Il n'aura guère de succès en définitive avec les gens ordinaires, rétifs à ladite discipline, et ses unités d'habitation vont demeurer des utopies propres à séduire quelques intellectuels et artistes.
L'architecte a plus de chance avec l'archevêque de Besançon qui lui confie en 1963 la reconstruction de la chapelle Notre-Dame du Haut, à Ronchamp (Haute-Saône). Le résultat est un édifice aux formes audacieuses conformes à l'exigence de spiritualité.
En Inde, dans les années 1950, Le Corbusier conçoit la nouvelle capitale de l'État du Pendjab, Chandigarh.
Plus soucieux de diffuser ses idées que de les mettre en pratique, Le Corbusier cultive l'amitié des artistes comme du ministre des Affaires culturelles André Malraux. Victime d'une crise cardiaque, le 27 août 1965, pendant son bain de mer en contrebas de son cabanon estival, à Roquebrune-Cap-Martin, il bénéficie de funérailles quasi-nationales.
Par la suite, en France, dans les années 70, Émile Aillaud, l'un des disciples de Le Corbusier, construit le grand ensemble de Grigny La Grande Borne cependant que Georges Candilis, un autre disciple, construit à Toulouse un quartier d'avant-garde :Le Mirail, sous l'impulsion du maire Pierre Baudis. Ces réalisations prestigieuses doivent selon leurs créateurs régénérer les liens sociaux et établir une nouvelle citoyenneté.

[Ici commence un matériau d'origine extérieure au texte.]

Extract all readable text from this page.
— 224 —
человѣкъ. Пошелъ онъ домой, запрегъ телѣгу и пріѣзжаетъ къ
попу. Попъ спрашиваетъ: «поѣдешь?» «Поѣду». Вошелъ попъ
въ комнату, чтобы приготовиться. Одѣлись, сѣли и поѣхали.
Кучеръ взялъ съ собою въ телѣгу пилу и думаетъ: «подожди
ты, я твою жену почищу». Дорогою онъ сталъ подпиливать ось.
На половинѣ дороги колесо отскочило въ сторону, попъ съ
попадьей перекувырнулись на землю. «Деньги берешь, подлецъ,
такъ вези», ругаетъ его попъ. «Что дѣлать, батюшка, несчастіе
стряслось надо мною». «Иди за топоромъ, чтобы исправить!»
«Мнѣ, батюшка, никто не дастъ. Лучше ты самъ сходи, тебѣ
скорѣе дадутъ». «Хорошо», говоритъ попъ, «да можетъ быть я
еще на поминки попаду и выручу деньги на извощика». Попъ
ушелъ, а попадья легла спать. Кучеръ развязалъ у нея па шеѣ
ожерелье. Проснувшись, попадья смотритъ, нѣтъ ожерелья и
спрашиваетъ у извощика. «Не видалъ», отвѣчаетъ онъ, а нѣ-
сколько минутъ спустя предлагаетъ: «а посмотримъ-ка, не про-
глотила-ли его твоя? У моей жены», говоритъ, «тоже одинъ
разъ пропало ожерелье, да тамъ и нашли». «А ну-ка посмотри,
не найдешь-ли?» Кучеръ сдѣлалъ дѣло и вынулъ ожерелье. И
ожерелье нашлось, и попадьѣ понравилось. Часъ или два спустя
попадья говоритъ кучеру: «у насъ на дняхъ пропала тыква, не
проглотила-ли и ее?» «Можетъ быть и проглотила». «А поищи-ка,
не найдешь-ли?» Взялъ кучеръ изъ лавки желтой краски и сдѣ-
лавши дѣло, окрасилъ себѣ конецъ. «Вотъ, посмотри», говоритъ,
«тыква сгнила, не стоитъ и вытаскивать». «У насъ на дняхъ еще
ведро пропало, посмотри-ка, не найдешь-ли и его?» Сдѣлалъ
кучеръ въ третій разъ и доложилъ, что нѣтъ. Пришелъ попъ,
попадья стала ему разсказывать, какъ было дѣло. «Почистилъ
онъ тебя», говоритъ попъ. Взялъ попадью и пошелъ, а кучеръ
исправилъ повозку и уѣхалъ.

La suite en décidera autrement. Comme la plupart des ensembles hérités de Le Corbusier, Le Mirail et La Grande Borne sont devenus des concentrés de tous les maux urbains (chômage, déculturation, immigration). Elles souffrent de la dégradation des grands ensembles érigés dans les « Trente Glorieuses » et témoignent de l'impuissance de l'architecte face aux réalités humaines et sociales.